5. 3. Des politiques linguistiques au service de la chose publique

L’édification politique des États doit autant à l’élaboration par les juristes d’un sentiment d’appartenance, qui, fonctionnant de manière verticale, génère l’obéissance inconditionnelle du sujet à son souverain, qu’à celui qu’engendre la langue commune, qui opère dans la direction horizontale, et cimente la société civile. La langue nationale relaye et redouble les constructions des politologues : son épanouissement rehausse la personne royale comme le gouvernement. Inversement, les chroniques, comme celles de Robert de Gloucester ou de Higden, évoquent souvent les situations linguistiques.

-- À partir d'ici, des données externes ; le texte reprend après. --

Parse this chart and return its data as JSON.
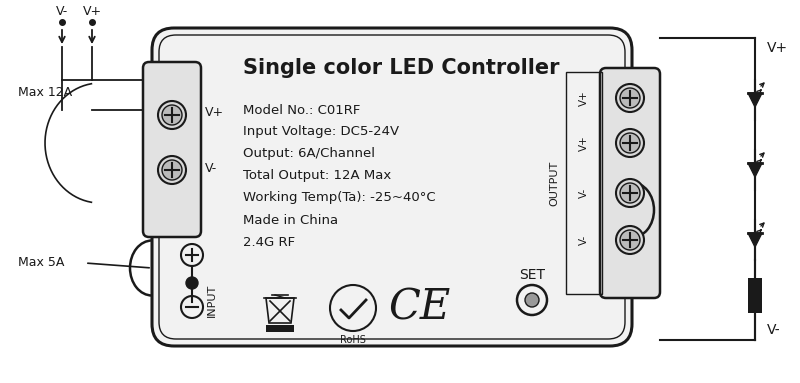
{
  "title": "Single color LED Controller",
  "model": "Model No.: C01RF",
  "input_voltage": "Input Voltage: DC5-24V",
  "output": "Output: 6A/Channel",
  "total_output": "Total Output: 12A Max",
  "working_temp": "Working Temp(Ta): -25~40°C",
  "made_in": "Made in China",
  "rf": "2.4G RF",
  "set_label": "SET",
  "rohs": "RoHS",
  "input_label": "INPUT",
  "output_label": "OUTPUT",
  "vplus": "V+",
  "vminus": "V-",
  "max12a": "Max 12A",
  "max5a": "Max 5A",
  "bg_color": "#ffffff",
  "line_color": "#1a1a1a",
  "text_color": "#1a1a1a",
  "out_labels": [
    "V+",
    "V+",
    "V-",
    "V-"
  ]
}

Ce n’est pas un hasard si Alphonse X et Charles V, souverains qui mettent en place une politique de traduction, sont de ceux qui élèvent les langues scripturaires au rang de langue des chancelleries. En effet, les politiques de traduction, en équipant les langues, les rendent aptes à de nouveaux usages, comme celui de l’administration et de la politique. Car les chancelleries sont des lieux de culture dans la mesure où elles ont charge de l’écriture et de l’expédition des actes au nom du pape, du prince, ou de la communauté urbaine. Si le personnel de ces institutions est au départ composé de clercs formés sur le tas qui assument des tâches administratives, il va peu à peu être remplacé par des lettrés dont la formation est de plus en plus aboutie. En Allemagne et en Italie, ce sont les luttes intestines entre le Pape et Frédéric II qui vont générer ce changement, le 13e siècle transformant peu à peu la culture en arme politique. En France, l’augmentation des actes royaux sous Philippe le Bel modifie le recrutement des chancelleries. Au milieu du 14e siècle, c’est la chancellerie d’Avignon, au personnel universitaire brillant, qui donne le ton. La culture des chancelleries atteint son apogée en France comme en Italie à la fin du 14e siècle, la nouvelle culture favorisant le beau style comme la culture littéraire. Non seulement les chancelleries rédigent les écrits techniques, mais elles prennent peu à peu en charge la rédaction en vulgaire de textes de propagande, de chroniques et d’histoires du pays (cf. Beaune (1999 : 234-237)).